Dibrugarh, May 31: A bout of vandalism by contract workers of Oil India Ltd has forced the Assam government to conceive another oil security force, this one exclusively for the company.

Senior OIL officials said the company would foot the bill for raising the battalion, to be modelled on the Assam Tea Plantation Security Force. Salaries, accommodation and perks will also be provided by the oil behemoth.

Group general manager Jyanjit Kumar Talukdar confirmed the development. ?We are definitely very concerned over security and are interacting with the government. We are committed to the task of ensuring a safe and secure working atmosphere for all our employees and protection of the company?s installations and assets,? he said.
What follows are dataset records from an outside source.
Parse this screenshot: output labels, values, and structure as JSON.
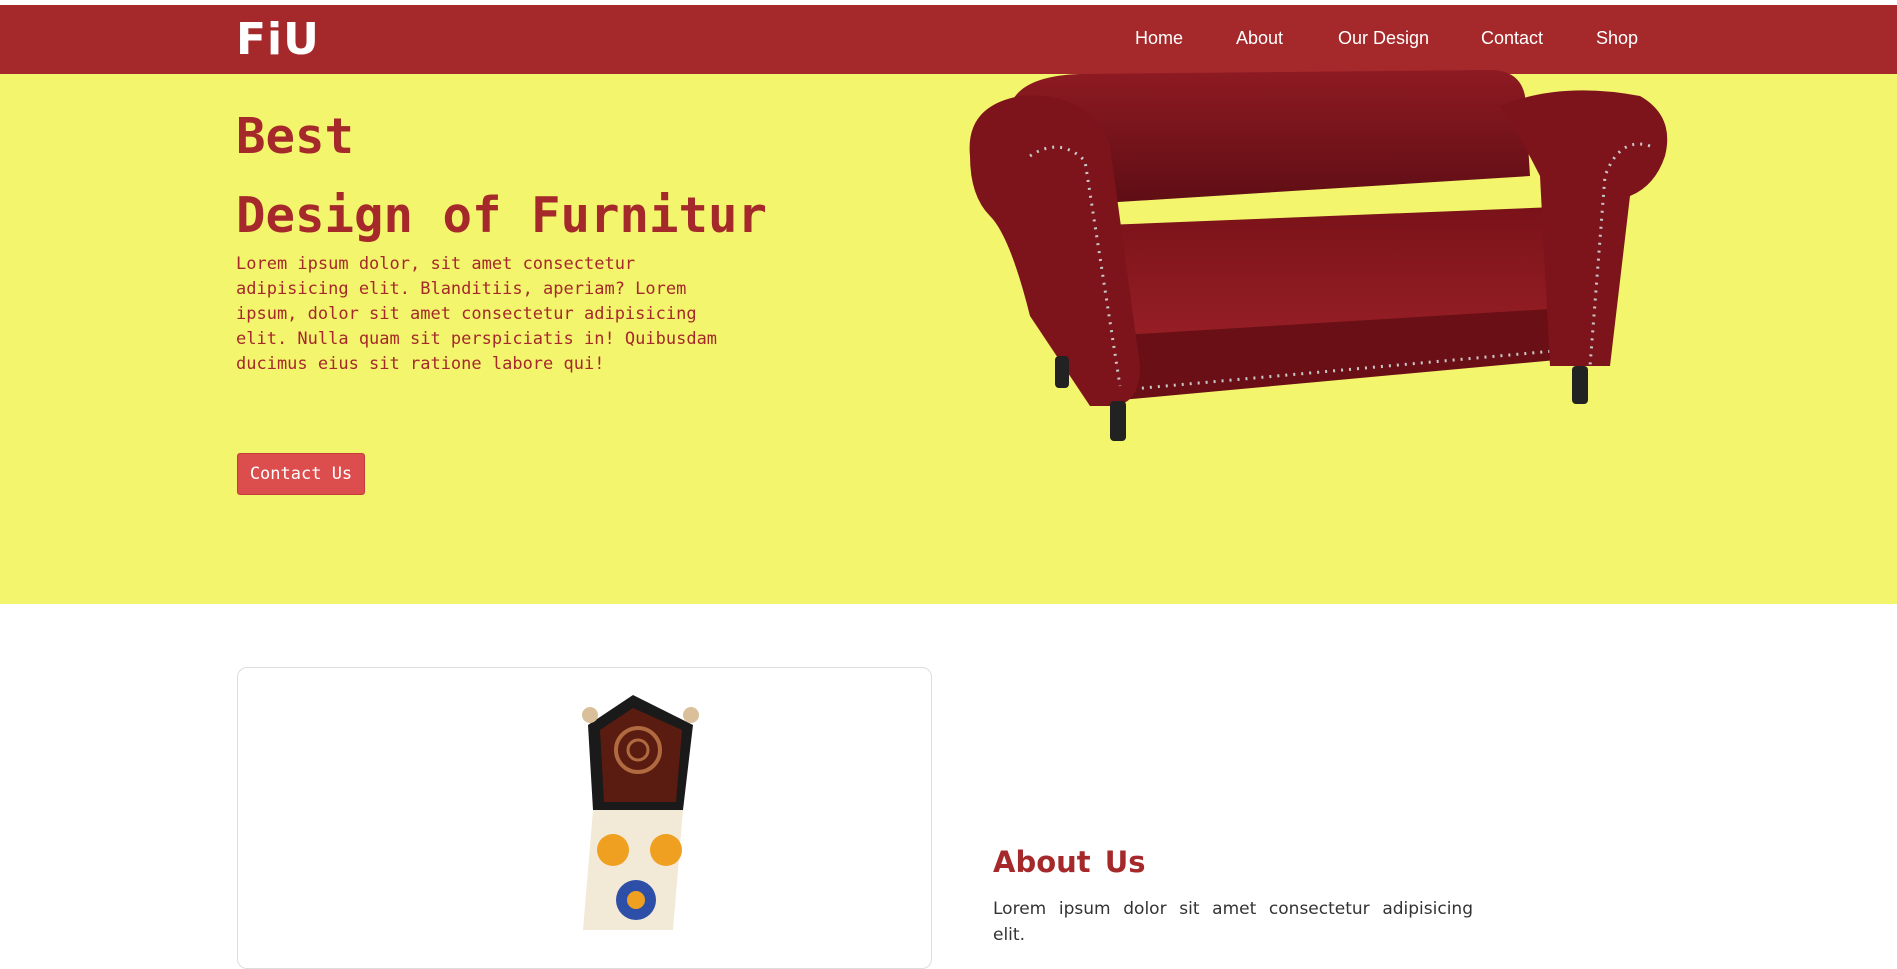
{
  "brand": {
    "logo_text": "FiU"
  },
  "nav": {
    "items": [
      {
        "label": "Home"
      },
      {
        "label": "About"
      },
      {
        "label": "Our Design"
      },
      {
        "label": "Contact"
      },
      {
        "label": "Shop"
      }
    ]
  },
  "hero": {
    "title_line1": "Best",
    "title_line2": "Design of Furnitur",
    "description": "Lorem ipsum dolor, sit amet consectetur adipisicing elit. Blanditiis, aperiam? Lorem ipsum, dolor sit amet consectetur adipisicing elit. Nulla quam sit perspiciatis in! Quibusdam ducimus eius sit ratione labore qui!",
    "button_label": "Contact Us",
    "image_icon": "red-sofa-image"
  },
  "about": {
    "title": "About Us",
    "text": "Lorem ipsum dolor sit amet consectetur adipisicing elit.",
    "image_icon": "decorative-chair-image"
  },
  "colors": {
    "brand_red": "#a5292b",
    "hero_yellow": "#f3f56c",
    "button_red": "#dc4d4d"
  }
}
The first exclusive battalion for the oil sector was raised after the Oil and Natural Gas Corporation received a note from the banned Ulfa, demanding Rs 500 crore. The company immediately added a battalion raised by the government to its own security apparatus. The government deputed senior police official Kanak Chandra Deka to manage the force.

Oil companies enjoy the services of the Central Industrial Security Force, armed and unarmed homeguards and private unarmed guards supplied by contractors. Apart from these, they rely on security forces engaged in counter-insurgency operations to ensure the safety of their installations. Militant groups, particularly Ulfa, are known to target oil and gas pipelines in the run-up to Independence Day and Republic Day.

For OIL, the immediate cause for concern is the agitation by contract workers, who are demanding higher wages and facilities on a par with permanent employees. Protesters had set ablaze four effluent pits in the vicinity of oil wells and a gas pipeline just last week.

The sequence of recent troubles for the company, however, began with a 72-hour oil blockade by four student organisations from April 29.

A couple of days before the mutiny by contract workers, drilling engineer Kadri Mohan Rao was kidnapped en route to the Barekuri oilfield in Tinsukia district. Although he was found in a roadside ditch the very next morning, officers and engineers refused to work in remote oilfields like Chabua, Barekuri and Bagjan until security arrangements were bolstered.

OIL chairman-cum-managing director Mulk Raj Pasrija rushed to Duliajan and assured the officers that the management would provide adequate security. He met senior bureaucrats in Dispur the next day for a threadbare discussion on security.